Marlborough, Massachusetts, United States

Salary: $ 100.00 - 103.00 (US Dollar)

Senior Manager, Clinical Supply Chain needs 5-7 years in life sciences industry related experience, including Project Management, Pharmaceutical Development, Clinical Supply Management, and/or Clinical Trials Coordination.

• Lead and manage end-to-end Clinical Supply Chain activities (planning, packaging and labeling, distribution, returns and destruction) for assigned clinical programs in early and late phases. Develop and manage supply forecasts, supply plans, and timelines in collaboration with Clinical and CMC.
• Manage IP inventory levels at the depots and clinical sites; coordinate the inventory from manufacturer to depot or clinical sites. Design and/or review label text to meet product requirements and ensure compliance with US and international regulations.
• Ensure effective management of IP based on study timing and in accordance with clinical protocols, cGMP, GCP, ICH, FDA, and other applicable international, federal, and/or local regulations.
• Collaborate closely with Clinical Operations, CMC, Regulatory Affairs, QA, and PDM to ensure advancement of clinical programs; ensure supplies readiness.
• Manage clinical supply and logistics and resolve issues such as shipment delays, temperature excursions, import/export; work closely internal Trade Compliance & Logistics team. Demonstrates a solid understanding of clinical study design (randomized, blinded, open label etc.) and execution.
• Manage assign clinical trial contracts, purchase orders including invoices and budget for clinical supply vendor; participate in CSC budget and forecast planning. Represent Clinical Supply Chain function at clinical trial meetings; communicate plan and timelines to internal and external customers and partners.
• Responsible for managing drug supply planning, inventory control, and distribution activities including label/pack scheduling, issue resolution, change implementation, vendor oversight, and scope review related to clinical supplies on multiple clinical programs.
• Work closely with CMC, Regulatory Affairs, Quality Assurance, Clinical Operations, and /or SMPA external partners and CMOs, as needed, building strong working relationships, support study project teams and ensure timely Investigational Product (IP) for clinical trials.

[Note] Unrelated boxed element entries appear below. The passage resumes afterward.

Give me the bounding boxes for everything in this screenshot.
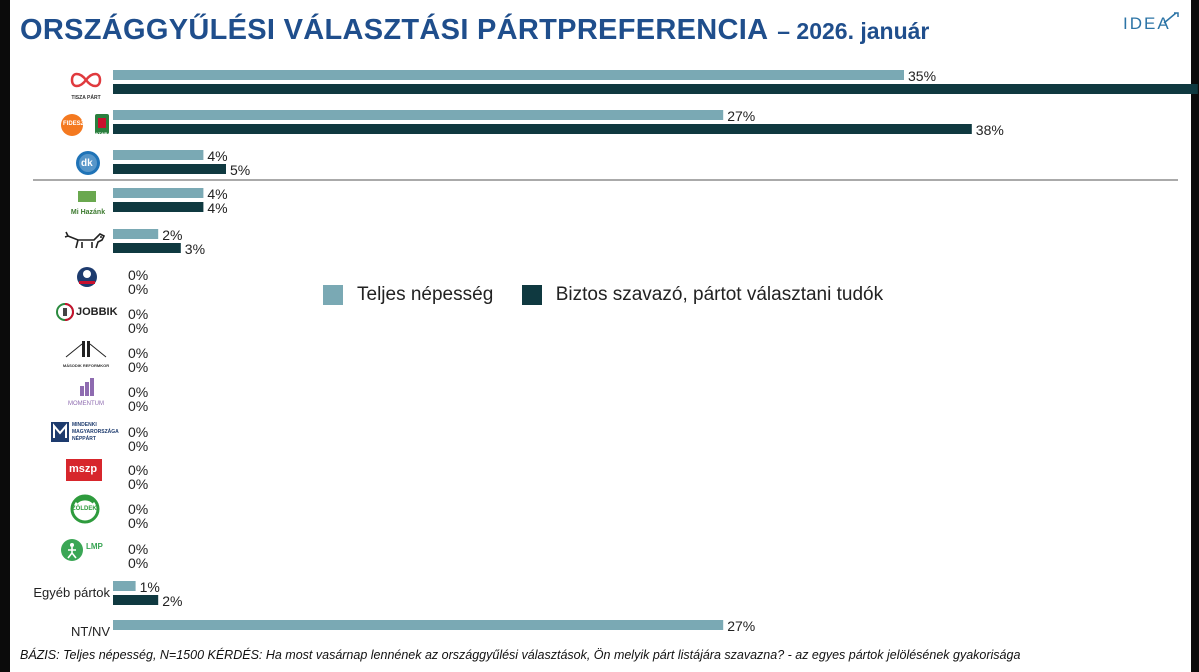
legend-swatch-total — [323, 285, 343, 305]
lmp-logo-text: LMP — [86, 542, 103, 551]
bar-likely — [113, 164, 226, 174]
fidesz-logo-text: FIDESZ — [63, 121, 85, 127]
tisza-logo-text: TISZA PÁRT — [71, 95, 101, 101]
jobbik-logo: JOBBIK — [56, 303, 118, 323]
bar-likely — [113, 84, 1198, 94]
brand-mark-icon — [1163, 12, 1179, 24]
right-frame — [1191, 0, 1199, 672]
bar-likely — [113, 202, 204, 212]
data-label-likely: 0% — [128, 438, 148, 454]
dk-icon — [76, 151, 100, 175]
legend-item-total: Teljes népesség — [323, 284, 493, 306]
legend-item-likely: Biztos szavazó, pártot választani tudók — [521, 284, 884, 306]
data-label-total: 35% — [908, 68, 936, 84]
data-label-total: 0% — [128, 267, 148, 283]
zoldek-icon — [70, 494, 100, 524]
data-label-likely: 3% — [185, 241, 205, 257]
fidesz-kdnp-logo: FIDESZ KDNP — [60, 112, 112, 138]
data-label-total: 0% — [128, 501, 148, 517]
data-label-likely: 4% — [207, 200, 227, 216]
data-label-likely: 5% — [230, 162, 250, 178]
dk-logo: dk — [75, 150, 101, 176]
data-label-total: 27% — [727, 618, 755, 634]
data-label-likely: 0% — [128, 398, 148, 414]
legend-label-likely: Biztos szavazó, pártot választani tudók — [555, 284, 884, 305]
data-label-likely: 38% — [976, 122, 1004, 138]
data-label-likely: 2% — [162, 593, 182, 609]
momentum-logo-text: MOMENTUM — [68, 401, 104, 407]
mmn-icon — [51, 422, 69, 442]
momentum-logo: MOMENTUM — [64, 378, 108, 407]
tisza-infinity-icon — [70, 72, 102, 88]
two-tailed-dog-icon — [64, 231, 106, 249]
bar-total — [113, 620, 724, 630]
data-label-likely: 0% — [128, 515, 148, 531]
jobbik-icon — [56, 303, 74, 321]
data-label-likely: 0% — [128, 359, 148, 375]
mkkp-logo — [64, 228, 108, 250]
mmn-logo-text: MINDENKI MAGYARORSZÁGA NÉPPÁRT — [72, 422, 119, 442]
mszp-logo: mszp — [66, 459, 102, 481]
bar-likely — [113, 243, 181, 253]
category-label: Egyéb pártok — [33, 585, 110, 600]
bar-total — [113, 70, 904, 80]
data-label-likely: 0% — [128, 476, 148, 492]
bar-total — [113, 581, 136, 591]
fidesz-kdnp-icon — [61, 114, 109, 136]
lmp-logo: LMP — [60, 538, 116, 562]
bar-total — [113, 150, 204, 160]
data-label-total: 0% — [128, 345, 148, 361]
data-label-total: 0% — [128, 424, 148, 440]
kdnp-logo-text: KDNP — [96, 131, 108, 136]
mhp-logo — [74, 265, 100, 289]
data-label-total: 1% — [140, 579, 160, 595]
gate-icon — [65, 341, 107, 358]
jobbik-logo-text: JOBBIK — [76, 306, 118, 318]
tisza-logo: TISZA PÁRT — [66, 70, 106, 101]
data-label-total: 27% — [727, 108, 755, 124]
data-label-total: 0% — [128, 462, 148, 478]
bar-total — [113, 229, 159, 239]
mi-hazank-logo: Mi Hazánk — [64, 190, 112, 216]
lmp-icon — [61, 539, 83, 561]
mmn-logo: MINDENKI MAGYARORSZÁGA NÉPPÁRT — [50, 420, 128, 446]
mhp-icon — [77, 267, 97, 287]
category-label: NT/NV — [71, 624, 110, 639]
bar-likely — [113, 595, 159, 605]
data-label-total: 4% — [207, 186, 227, 202]
legend-label-total: Teljes népesség — [357, 284, 494, 305]
data-label-total: 0% — [128, 541, 148, 557]
left-frame — [0, 0, 10, 672]
dk-logo-text: dk — [81, 158, 93, 169]
data-label-likely: 0% — [128, 281, 148, 297]
chart-legend: Teljes népesség Biztos szavazó, pártot v… — [323, 284, 907, 310]
legend-swatch-likely — [521, 285, 542, 305]
bar-total — [113, 188, 204, 198]
szazadveg-logo-text: MÁSODIK REFORMKOR — [62, 363, 110, 368]
footnote: BÁZIS: Teljes népesség, N=1500 KÉRDÉS: H… — [20, 648, 1021, 662]
brand-logo-text: IDEA — [1123, 14, 1171, 33]
title-date: – 2026. január — [777, 18, 930, 44]
data-label-likely: 0% — [128, 555, 148, 571]
mi-hazank-logo-text: Mi Hazánk — [70, 209, 106, 216]
zoldek-logo-text: ZÖLDEK — [72, 506, 97, 512]
momentum-bars-icon — [80, 378, 94, 396]
data-label-total: 0% — [128, 306, 148, 322]
data-label-likely: 0% — [128, 320, 148, 336]
data-label-total: 4% — [207, 148, 227, 164]
bar-total — [113, 110, 724, 120]
mi-hazank-flag-icon — [78, 191, 96, 202]
data-label-total: 0% — [128, 384, 148, 400]
mszp-logo-text: mszp — [69, 463, 98, 475]
title-main: ORSZÁGGYŰLÉSI VÁLASZTÁSI PÁRTPREFERENCIA — [20, 14, 769, 46]
page-title: ORSZÁGGYŰLÉSI VÁLASZTÁSI PÁRTPREFERENCIA… — [20, 10, 929, 47]
szazadveg-logo: MÁSODIK REFORMKOR — [56, 340, 116, 368]
bar-likely — [113, 124, 972, 134]
zoldek-logo: ZÖLDEK — [70, 494, 100, 524]
data-label-total: 2% — [162, 227, 182, 243]
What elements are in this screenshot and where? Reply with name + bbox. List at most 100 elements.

• BS/BA degree (Masters preferred) in life sciences or business major or equivalent required.
• Minimum 5-7 years in life sciences industry related experience, including Project Management, Pharmaceutical Development, Clinical Supply Management, and/or Clinical Trials Coordination.
• 3+ years in Clinical Supplies Management. Proficient knowledge of Microsoft Excel, PowerPoint, and Project software required. APICS certification (CPIM, CLTD, CSCP) preferred.